La forme juridique de l’entreprise décide par ailleurs des conséquences pour les associés. Ils peuvent être mis à contribution pour rembourser les dettes, s’il s’agit d’une société à responsabilité illimitée, que des erreurs de gestion ont été commises ou si le capital social non libéré n’est pas versé dans les délais prescrits par la loi. Leurs biens personnels peuvent alors être saisis afin de régler les dettes de l’entreprise en difficulté. Ils peuvent par ailleurs également être forcés à vendre tout ou partie de l’entreprise.
Soulignons que les associés d’une SARL peuvent être poursuivis en cas de défaillance de l’entreprise, s’ils se sont portés caution personnelle auprès de la banque.
Conséquences pour les créanciers
Toute dette de l’entreprise est gelée à la date du lancement de la procédure. Les créanciers doivent alors se faire connaître auprès de l’administrateur ou du liquidateur, et ne pourront que patienter en espérant récupérer leur dû, sans qu’un délai précis ne puisse leur être assuré.
Responsabilité des Associés d'une SARL
Dans une SARL, les associés ne sont pas personnellement responsables des dettes de la société au-delà de leur apport en capital (L'apport en capital désigne la somme d'argent ou les biens apportés par les associés lors de la création d'une société). Cela signifie que les créanciers de la société ne peuvent pas poursuivre les associés pour le remboursement des dettes de la société au-delà de leur apport en capital, sauf dans certains cas précis.
En effet, si la SARL se trouve en situation de cessation de paiements, c'est-à-dire qu'elle n'est plus en mesure de faire face à ses dettes, les associés peuvent être tenus responsables des dettes de la société dans les cas suivants :
- Si les associés ont commis des fautes de gestion graves, c'est-à-dire s'ils ont pris des décisions imprudentes ou contraires à l'intérêt de la société, qui ont contribué à l'aggravation de la situation financière de la société.
- Si les associés ont effectué des retraits sur le compte bancaire de la société qui ont contribué à l'insuffisance d'actif de la société. Les retraits doivent être considérés comme excessifs et antagonistes à l'intérêt de la société.
- Si les associés ont accordé des garanties personnelles pour des dettes contractées par la société, tels que des cautionnements, des hypothèques, etc.
Dans ces cas, les créanciers de la SARL peuvent se retourner contre les associés pour obtenir le paiement des dettes de la société au-delà de leur apport en capital. Les associés peuvent alors être poursuivis personnellement et devront rembourser les dettes de la société avec leur patrimoine personnel.
Comment Fermer une SARL Avec des Dettes ?
La procédure de fermeture d'une SARL avec des dettes dépend de la situation spécifique de l'entreprise et du montant des dettes.
Voici les étapes générales à suivre :
- Convoquez une assemblée générale extraordinaire des actionnaires pour décider de la dissolution de la SARL.
- Nommez un liquidateur pour gérer la liquidation de l'entreprise.

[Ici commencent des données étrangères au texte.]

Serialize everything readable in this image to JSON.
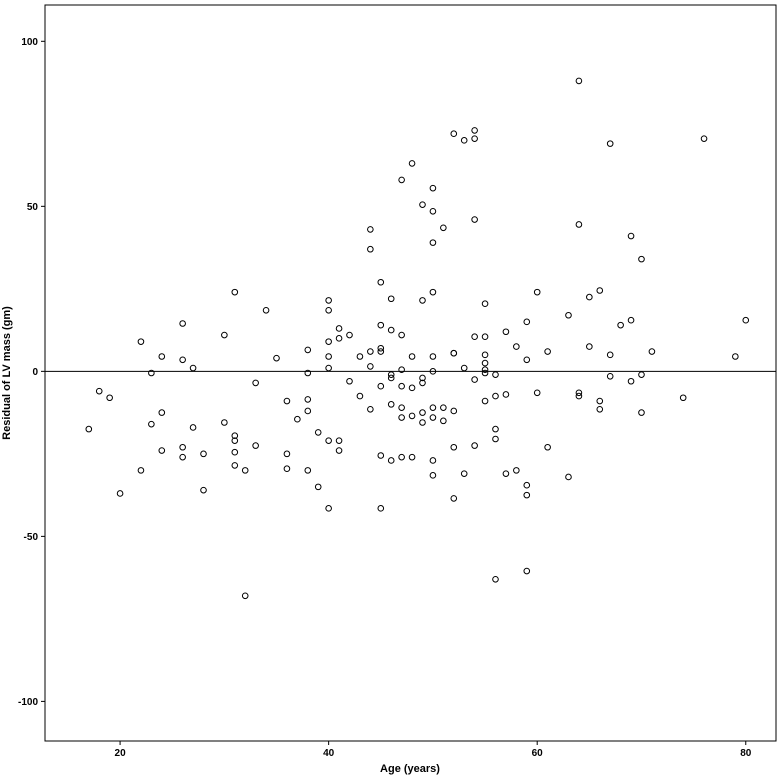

- Publiez un avis de dissolution dans un journal d'annonces légales et déposez un dossier de dissolution auprès du greffe du tribunal de commerce.
- Le liquidateur doit réaliser un inventaire de tous les actifs et passifs de l'entreprise, y compris les dettes.
- Le liquidateur doit vendre les actifs de l'entreprise pour payer les dettes.
- Une fois que toutes les dettes ont été payées, le liquidateur doit distribuer les actifs restants aux actionnaires.
Si, après la liquidation judiciaire de la SARL, il reste des dettes impayées, les créanciers ne pourront pas être remboursés. En effet, la liquidation judiciaire a pour but de vendre les actifs de l'entreprise pour rembourser les dettes, mais si cela ne suffit pas à rembourser l'ensemble des créanciers, ces derniers ne seront pas payés.